The Widow’s Disgust

Loss & Grief
Conflict & Injustice
Remembering the grief of losing her husband, Grandma Stella recalls an encounter with a self-righteous widow who tried to convince her to apply for food stamps as a fellow widow. Fuming at the audacity of the woman’s greed, Grandma Stella reflects on the injustices faced by those truly in need during difficult times.
Author

Stella Tawfik-Cooperman

Published

October 2, 2020

On the radio today, they were talking about how this pandemic has destroyed so many lives. People lost their jobs and are now unable to make ends meet. Some of them lost their homes. An alarming number lost their lives. Children became orphans. There is pain, fear, and despair everywhere. People lock themselves in their homes for fear of catching the Corona Virus. The government is desperately trying to help, but even they are feeling the pain.

As I listened to the news today, I thought of her. Is she still milking the system? I think of my weekly cleaning lady. Because of the pandemic, she now only works for me and for another person who has her every fortnight. How she and her husband struggle to put food on the table, how anxious they must feel in these difficult and trying times.
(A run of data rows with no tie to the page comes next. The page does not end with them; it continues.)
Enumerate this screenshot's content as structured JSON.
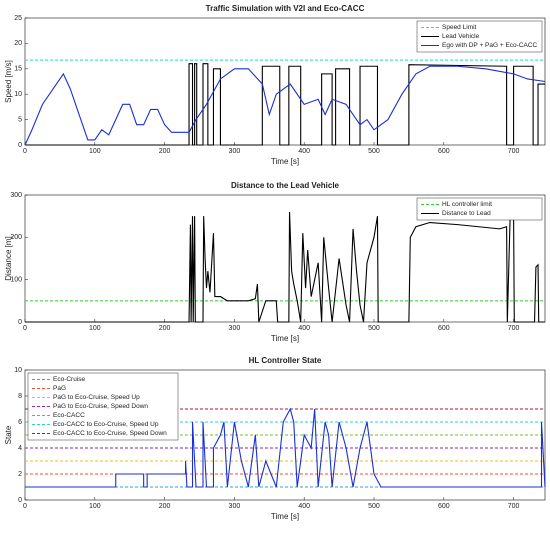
{
  "chart_data": [
    {
      "type": "line",
      "title": "Traffic Simulation with V2I and Eco-CACC",
      "xlabel": "Time [s]",
      "ylabel": "Speed [m/s]",
      "xlim": [
        0,
        745
      ],
      "ylim": [
        0,
        25
      ],
      "xticks": [
        0,
        100,
        200,
        300,
        400,
        500,
        600,
        700
      ],
      "yticks": [
        0,
        5,
        10,
        15,
        20,
        25
      ],
      "legend": "top-right",
      "series": [
        {
          "name": "Speed Limit",
          "color": "#22d3e0",
          "dashed": true,
          "x": [
            0,
            745
          ],
          "values": [
            16.7,
            16.7
          ]
        },
        {
          "name": "Lead Vehicle",
          "color": "#000000",
          "dashed": false,
          "x": [
            0,
            235,
            235,
            240,
            240,
            243,
            243,
            246,
            246,
            255,
            255,
            262,
            262,
            270,
            270,
            280,
            280,
            340,
            340,
            365,
            365,
            378,
            378,
            395,
            395,
            425,
            425,
            440,
            440,
            445,
            445,
            465,
            465,
            480,
            480,
            505,
            505,
            550,
            550,
            690,
            690,
            700,
            700,
            728,
            728,
            735,
            735,
            745
          ],
          "values": [
            0,
            0,
            16,
            16,
            0,
            0,
            16,
            16,
            0,
            0,
            16,
            16,
            0,
            0,
            15,
            15,
            0,
            0,
            15.5,
            15.5,
            0,
            0,
            15.5,
            15.5,
            0,
            0,
            14,
            14,
            0,
            0,
            15,
            15,
            0,
            0,
            15.5,
            15.5,
            0,
            0,
            15.8,
            15.5,
            0,
            0,
            15.5,
            15.5,
            0,
            0,
            12,
            12
          ]
        },
        {
          "name": "Ego with DP + PaG + Eco-CACC",
          "color": "#1a2fd6",
          "dashed": false,
          "x": [
            0,
            10,
            25,
            45,
            55,
            65,
            75,
            85,
            90,
            100,
            110,
            120,
            130,
            140,
            150,
            160,
            170,
            180,
            190,
            200,
            210,
            235,
            245,
            260,
            280,
            300,
            320,
            340,
            350,
            360,
            380,
            400,
            420,
            430,
            440,
            460,
            470,
            480,
            490,
            500,
            520,
            540,
            560,
            580,
            620,
            660,
            700,
            720,
            745
          ],
          "values": [
            0,
            3,
            8,
            12,
            14,
            11,
            7,
            3,
            1,
            1,
            3,
            2,
            5,
            8,
            8,
            4,
            4,
            7,
            7,
            4,
            2.5,
            2.5,
            5,
            8,
            13,
            15,
            15,
            12,
            6,
            10,
            12,
            8,
            9,
            6,
            9,
            8,
            6,
            4,
            5,
            3,
            5,
            10,
            14,
            15.5,
            15.5,
            15,
            14,
            13,
            12.5
          ]
        }
      ]
    },
    {
      "type": "line",
      "title": "Distance to the Lead Vehicle",
      "xlabel": "Time [s]",
      "ylabel": "Distance [m]",
      "xlim": [
        0,
        745
      ],
      "ylim": [
        0,
        300
      ],
      "xticks": [
        0,
        100,
        200,
        300,
        400,
        500,
        600,
        700
      ],
      "yticks": [
        0,
        100,
        200,
        300
      ],
      "legend": "top-right",
      "series": [
        {
          "name": "HL controller limit",
          "color": "#2ecc2e",
          "dashed": true,
          "x": [
            0,
            745
          ],
          "values": [
            50,
            50
          ]
        },
        {
          "name": "Distance to Lead",
          "color": "#000000",
          "dashed": false,
          "x": [
            0,
            235,
            237,
            238,
            240,
            241,
            243,
            244,
            255,
            256,
            258,
            260,
            262,
            265,
            270,
            272,
            280,
            290,
            320,
            330,
            333,
            335,
            345,
            360,
            362,
            378,
            379,
            382,
            385,
            390,
            395,
            398,
            402,
            405,
            410,
            420,
            425,
            428,
            435,
            440,
            450,
            460,
            465,
            470,
            475,
            480,
            485,
            490,
            500,
            505,
            506,
            550,
            552,
            560,
            580,
            620,
            680,
            690,
            691,
            695,
            700,
            701,
            730,
            732,
            735,
            736,
            745
          ],
          "values": [
            0,
            0,
            230,
            0,
            250,
            0,
            250,
            0,
            0,
            250,
            150,
            80,
            120,
            70,
            210,
            60,
            60,
            50,
            50,
            55,
            90,
            0,
            50,
            50,
            0,
            0,
            260,
            120,
            90,
            50,
            0,
            210,
            80,
            170,
            60,
            140,
            0,
            200,
            80,
            0,
            150,
            40,
            0,
            220,
            120,
            40,
            0,
            140,
            200,
            250,
            0,
            0,
            200,
            225,
            235,
            230,
            220,
            225,
            0,
            245,
            250,
            0,
            0,
            130,
            135,
            0,
            0
          ]
        }
      ]
    },
    {
      "type": "line",
      "title": "HL Controller State",
      "xlabel": "Time [s]",
      "ylabel": "State",
      "xlim": [
        0,
        745
      ],
      "ylim": [
        0,
        10
      ],
      "xticks": [
        0,
        100,
        200,
        300,
        400,
        500,
        600,
        700
      ],
      "yticks": [
        0,
        2,
        4,
        6,
        8,
        10
      ],
      "legend": "top-left",
      "series": [
        {
          "name": "Eco-Cruise",
          "color": "#2aa4e0",
          "dashed": true,
          "x": [
            0,
            745
          ],
          "values": [
            1,
            1
          ]
        },
        {
          "name": "PaG",
          "color": "#f0502a",
          "dashed": true,
          "x": [
            0,
            745
          ],
          "values": [
            2,
            2
          ]
        },
        {
          "name": "PaG to Eco-Cruise, Speed Up",
          "color": "#e8c020",
          "dashed": true,
          "x": [
            0,
            745
          ],
          "values": [
            3,
            3
          ]
        },
        {
          "name": "PaG to Eco-Cruise, Speed Down",
          "color": "#8a2ab0",
          "dashed": true,
          "x": [
            0,
            745
          ],
          "values": [
            4,
            4
          ]
        },
        {
          "name": "Eco-CACC",
          "color": "#6cc22a",
          "dashed": true,
          "x": [
            0,
            745
          ],
          "values": [
            5,
            5
          ]
        },
        {
          "name": "Eco-CACC to Eco-Cruise, Speed Up",
          "color": "#22d3e0",
          "dashed": true,
          "x": [
            0,
            745
          ],
          "values": [
            6,
            6
          ]
        },
        {
          "name": "Eco-CACC to Eco-Cruise, Speed Down",
          "color": "#b01a2a",
          "dashed": true,
          "x": [
            0,
            745
          ],
          "values": [
            7,
            7
          ]
        },
        {
          "color": "#1a2fd6",
          "dashed": false,
          "x": [
            0,
            130,
            130,
            170,
            170,
            175,
            175,
            230,
            230,
            232,
            240,
            240,
            245,
            255,
            255,
            260,
            270,
            270,
            280,
            285,
            290,
            300,
            310,
            320,
            330,
            335,
            345,
            360,
            370,
            380,
            385,
            390,
            400,
            410,
            415,
            420,
            430,
            435,
            440,
            450,
            460,
            470,
            480,
            490,
            500,
            510,
            740,
            740,
            745
          ],
          "values": [
            1,
            1,
            2,
            2,
            1,
            1,
            2,
            2,
            3,
            1,
            1,
            6,
            1,
            1,
            6,
            1,
            1,
            4,
            5,
            6,
            1,
            6,
            3,
            1,
            5,
            1,
            3,
            1,
            6,
            7,
            6,
            1,
            5,
            4,
            7,
            1,
            6,
            5,
            1,
            6,
            4,
            1,
            4,
            6,
            2,
            1,
            1,
            6,
            1
          ]
        }
      ]
    }
  ]
}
Then there are people like the widow who shamelessly accept government food stamps they do not deserve or need. They are taking away from those who truly need this aid. They line their already bulging pockets at the expense of those who truly need the help. It makes me feel so sad. How do they sleep at night? How do they look at themselves in the mirror? How?

As I listened to the radio, my mind flew back to five and half years ago, when I had very suddenly and unexpectedly lost my husband. I was in the deepest and utmost painful shock. I could not grasp the reality of how he was there one minute and gone the next, never to return again. My world was enveloped in the deepest grief. I was blindly feeling my way in this life where Peter was no longer a part of. I kept telling myself to take one step at a time, one hour at a time, one day at a time, one week, one month at a time. Keep going I told myself, keep going…

I think it was in months three or four after Peter was gone when the phone rang one morning. A woman with a very heavy accent was on the line. I did not recognize her voice.

“I heard you have lost your husband recently. My condolences to you,” the heavily accented voice said, without an introduction.

“I am sorry, who is this,” I asked, puzzled.

“Oh! I am Mrs. G. My sons are friends of your son and I had been to your house about twenty years ago. Your son had a barbecue party and my sons brought me with them. Do you remember me?’’

I knew of her sons. One was a dentist. The other one was a surgeon. I hadn’t seen them in many a year. I wondered what this chatty woman wanted. I was in no mood to make small talk, especially with a woman I did not know, even though she claimed to have come to our home about twenty years ago. All I wanted was to bury myself in my sorrow and be left alone.

“As you may know, I am a widow also,” she continued importantly.

No, I did not know and I didn’t even care!

“In this country, when you become a widow you are entitled to food stamps. It is your right! As one widow to another, I am trying to help you,” she rambled on.

She’s trying to help me? I pricked up my ears. Did I seem to be ready for a handout? I began to splutter! “I do not need food stamps! They are for the needy and the destitute! They are not for the looks of me and you!” I exclaimed indignantly.

“It is the law!”

“Yes, it is, but for the poor,” I replied impatiently and in disgust. Her sons had magnificent homes in an exclusive area. Her home is not in a shabby area either. She lives near one of my friends.

“Are you offended,” she asked in surprise.

At this point, I was outraged by this stranger who had given herself permission to call me and give me such outrageous and unasked-for advice. I did not care to be polite. “As a matter fact I am. You are taking advantage of the system! You are taking food out of the mouth of the poor to line your pockets! Please excuse me, I have to go. Thank you for your condolences.” I hung up.

Perhaps it gave me a few days of taking my mind off the pain of losing Peter. Over those days, I stewed over how low and greedy some people can become! I could not get over her self-righteousness and greediness. These many years later, I still felt the outrage I felt then whenever I remembered that day.